By Raymond R. Beltran
“The performance is the outcome of reality!” is what theater director William Virchis bawls out to the actors who are fitted in swinging 1940s zoot suits. “Find a goal for yourself tonight, and go for it! I want to see you bright and focused,” he continues, while the lights dimmer, the semantics become jazzy, and it’s the summer of 1943 all over again. At least, maybe it is on stage ... or maybe not. Wartime craze and youthful rebelliousness aren’t confined to the history books. And the racism flooding the streets, the people’s needs to grasp onto culture, and the hope for a peaceful future aren’t ancient ideas encapsulated in legends told from zoot suit veteranos either. This could be the “performance coming out of the reality.”
Currently, this reality-driven performance is due to Sweetwater High School’s Department of Visual and Performing Arts (VAPA) working on it’s premiere, bare bones production of Charles and Luis Aragon’s play Elena. The play is directed by theater veteran William Virchis, and is starring a cast of culturally and professionally diverse actors from Mexico City’s Alejandra de Maria y Campos (The Little Mermaid, and various plays in Mexico) to Teatro Campesino’s Daniel Valdez (Zoot Suit, La Bamba).
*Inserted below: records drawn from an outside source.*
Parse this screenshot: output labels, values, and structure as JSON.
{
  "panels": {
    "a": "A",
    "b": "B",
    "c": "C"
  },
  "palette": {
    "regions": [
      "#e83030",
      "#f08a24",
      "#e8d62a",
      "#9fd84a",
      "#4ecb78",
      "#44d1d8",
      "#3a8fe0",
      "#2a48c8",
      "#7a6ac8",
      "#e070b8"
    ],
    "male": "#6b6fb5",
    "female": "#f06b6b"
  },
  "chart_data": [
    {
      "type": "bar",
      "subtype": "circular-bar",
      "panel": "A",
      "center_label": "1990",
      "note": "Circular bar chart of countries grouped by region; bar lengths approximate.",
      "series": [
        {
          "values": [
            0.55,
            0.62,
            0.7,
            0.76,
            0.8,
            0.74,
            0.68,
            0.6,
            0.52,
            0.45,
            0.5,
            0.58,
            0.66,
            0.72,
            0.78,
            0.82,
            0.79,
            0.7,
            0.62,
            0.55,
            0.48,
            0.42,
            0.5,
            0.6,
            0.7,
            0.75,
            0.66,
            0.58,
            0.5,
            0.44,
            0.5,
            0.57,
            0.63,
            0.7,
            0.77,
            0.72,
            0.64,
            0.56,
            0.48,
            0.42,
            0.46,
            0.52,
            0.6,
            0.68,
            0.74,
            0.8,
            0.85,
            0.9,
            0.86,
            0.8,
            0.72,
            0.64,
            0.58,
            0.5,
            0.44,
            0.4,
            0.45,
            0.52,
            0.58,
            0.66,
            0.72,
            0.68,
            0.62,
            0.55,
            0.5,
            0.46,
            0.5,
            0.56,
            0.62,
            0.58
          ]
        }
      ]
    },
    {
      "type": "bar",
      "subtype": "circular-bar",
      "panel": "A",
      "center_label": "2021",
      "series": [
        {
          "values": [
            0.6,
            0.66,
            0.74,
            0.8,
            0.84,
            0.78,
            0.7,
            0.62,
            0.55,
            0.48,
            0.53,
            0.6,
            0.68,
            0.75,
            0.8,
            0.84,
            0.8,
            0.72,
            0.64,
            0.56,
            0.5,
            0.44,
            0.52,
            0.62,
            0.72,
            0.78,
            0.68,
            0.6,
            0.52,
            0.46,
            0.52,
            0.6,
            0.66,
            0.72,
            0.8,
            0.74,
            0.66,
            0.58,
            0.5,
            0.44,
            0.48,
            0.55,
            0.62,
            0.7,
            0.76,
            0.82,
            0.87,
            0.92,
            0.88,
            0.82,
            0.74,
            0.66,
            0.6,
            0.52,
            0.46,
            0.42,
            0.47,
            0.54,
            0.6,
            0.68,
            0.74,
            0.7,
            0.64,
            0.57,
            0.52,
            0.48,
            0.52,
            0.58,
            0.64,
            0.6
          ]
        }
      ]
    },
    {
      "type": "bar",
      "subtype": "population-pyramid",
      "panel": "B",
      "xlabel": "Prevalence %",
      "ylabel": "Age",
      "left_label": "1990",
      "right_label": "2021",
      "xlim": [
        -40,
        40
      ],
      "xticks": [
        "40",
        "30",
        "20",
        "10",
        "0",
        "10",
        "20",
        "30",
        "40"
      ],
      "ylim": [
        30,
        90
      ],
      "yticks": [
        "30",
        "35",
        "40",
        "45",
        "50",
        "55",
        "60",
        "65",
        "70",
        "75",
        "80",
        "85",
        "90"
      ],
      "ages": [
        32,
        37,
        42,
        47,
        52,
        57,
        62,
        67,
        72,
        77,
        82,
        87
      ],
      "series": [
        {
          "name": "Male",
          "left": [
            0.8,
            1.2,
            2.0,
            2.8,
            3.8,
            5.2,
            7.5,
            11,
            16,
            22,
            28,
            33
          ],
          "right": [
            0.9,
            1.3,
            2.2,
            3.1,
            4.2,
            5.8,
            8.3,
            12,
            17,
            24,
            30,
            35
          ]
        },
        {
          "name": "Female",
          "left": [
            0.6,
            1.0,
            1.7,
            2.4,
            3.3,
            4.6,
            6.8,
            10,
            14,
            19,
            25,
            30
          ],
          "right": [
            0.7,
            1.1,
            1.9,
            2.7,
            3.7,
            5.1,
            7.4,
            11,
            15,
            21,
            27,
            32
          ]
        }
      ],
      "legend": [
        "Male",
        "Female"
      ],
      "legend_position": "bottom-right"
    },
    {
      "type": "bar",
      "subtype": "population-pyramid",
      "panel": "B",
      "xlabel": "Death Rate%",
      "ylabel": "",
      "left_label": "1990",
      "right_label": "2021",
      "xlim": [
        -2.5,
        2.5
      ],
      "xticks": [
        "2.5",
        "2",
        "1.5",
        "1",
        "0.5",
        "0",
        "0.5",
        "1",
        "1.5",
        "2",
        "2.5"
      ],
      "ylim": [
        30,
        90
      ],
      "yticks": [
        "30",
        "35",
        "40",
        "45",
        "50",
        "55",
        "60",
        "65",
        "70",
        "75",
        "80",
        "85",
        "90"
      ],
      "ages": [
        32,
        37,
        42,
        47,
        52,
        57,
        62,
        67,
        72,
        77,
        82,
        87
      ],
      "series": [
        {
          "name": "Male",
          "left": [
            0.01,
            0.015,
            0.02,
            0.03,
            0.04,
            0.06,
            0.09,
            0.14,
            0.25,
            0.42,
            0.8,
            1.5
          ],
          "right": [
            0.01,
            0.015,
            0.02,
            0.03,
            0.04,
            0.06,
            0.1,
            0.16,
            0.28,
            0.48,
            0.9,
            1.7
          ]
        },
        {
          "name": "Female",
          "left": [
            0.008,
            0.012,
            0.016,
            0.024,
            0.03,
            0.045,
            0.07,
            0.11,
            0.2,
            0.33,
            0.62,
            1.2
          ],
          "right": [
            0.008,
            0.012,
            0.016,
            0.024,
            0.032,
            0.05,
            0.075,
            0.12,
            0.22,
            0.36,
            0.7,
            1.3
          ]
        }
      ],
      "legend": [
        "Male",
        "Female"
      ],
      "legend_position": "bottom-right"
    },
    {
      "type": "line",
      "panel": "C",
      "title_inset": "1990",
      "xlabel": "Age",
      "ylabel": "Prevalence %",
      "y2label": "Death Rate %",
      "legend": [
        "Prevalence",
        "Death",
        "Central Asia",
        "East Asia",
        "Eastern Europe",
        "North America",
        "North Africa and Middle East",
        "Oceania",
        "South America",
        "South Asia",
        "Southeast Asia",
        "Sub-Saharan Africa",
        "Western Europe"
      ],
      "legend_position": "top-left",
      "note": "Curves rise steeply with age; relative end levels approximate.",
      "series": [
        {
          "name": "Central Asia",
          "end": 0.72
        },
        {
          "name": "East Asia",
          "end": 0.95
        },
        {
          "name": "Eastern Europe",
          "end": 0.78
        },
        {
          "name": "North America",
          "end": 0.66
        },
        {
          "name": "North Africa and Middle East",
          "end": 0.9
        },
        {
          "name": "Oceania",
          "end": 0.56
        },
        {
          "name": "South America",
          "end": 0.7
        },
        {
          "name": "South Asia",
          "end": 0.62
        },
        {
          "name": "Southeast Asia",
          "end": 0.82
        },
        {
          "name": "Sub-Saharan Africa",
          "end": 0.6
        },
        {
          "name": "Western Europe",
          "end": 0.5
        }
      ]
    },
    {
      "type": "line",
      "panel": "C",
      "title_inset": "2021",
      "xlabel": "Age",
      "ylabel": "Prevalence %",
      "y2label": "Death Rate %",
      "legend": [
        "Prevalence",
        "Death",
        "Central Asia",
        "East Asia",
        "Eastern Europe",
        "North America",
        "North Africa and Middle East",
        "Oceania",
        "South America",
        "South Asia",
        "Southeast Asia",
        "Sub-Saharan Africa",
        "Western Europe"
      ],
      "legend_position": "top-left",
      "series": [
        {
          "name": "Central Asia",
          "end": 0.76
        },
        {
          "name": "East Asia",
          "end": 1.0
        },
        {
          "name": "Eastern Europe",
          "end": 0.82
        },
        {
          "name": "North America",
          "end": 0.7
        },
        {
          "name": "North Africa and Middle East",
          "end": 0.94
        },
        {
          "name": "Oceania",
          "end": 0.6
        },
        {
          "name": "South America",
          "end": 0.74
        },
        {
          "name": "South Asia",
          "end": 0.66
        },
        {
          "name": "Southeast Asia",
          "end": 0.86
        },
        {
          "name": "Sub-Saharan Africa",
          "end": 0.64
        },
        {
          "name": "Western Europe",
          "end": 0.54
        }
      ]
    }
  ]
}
The story takes place in L.A.’s Boyle Heights, one of its original barrios, at the climax of World War II. It focuses on Elena Gonzalez (de Maria y Campos), a fifteen-year-old young woman coming of age in an epoch of war, the post-Great Depression era, dealing with the intertwining of Mejicanidad and Americanization. Elena defies the traditional ways of her parents and seeks out a more feminist role in the world while dreaming of being a writer.
“We’re not restricted by ethnicity. It’s talent,” says Virchis. “We’re all involved in politics. This is a play about politics. When a student knows they’re involved in politics, and can go on stage and stand up for what they believe in ... we have a play that deals with that.”
But besides politics, ethnicity and diversity seem to be what the play will also highlight when it premieres. Elena’s best friend is a young woman of Japanese descent in a time when the U.S. government were treating Japanese Americans as enemies of the state. Some of the issues presented in the production don’t stray too much from what we witness in today’s Iraqi war campaign, demonizing Arab Americans on television, government officials detaining them in camps in the east coast, or executing INS tasks such as Operation Game Day during Super Bowl XXXVII. It seems that anyone attending the production need not research too much into the background of the time, but just take a look at what’s happening in the world today and take those experiences with them.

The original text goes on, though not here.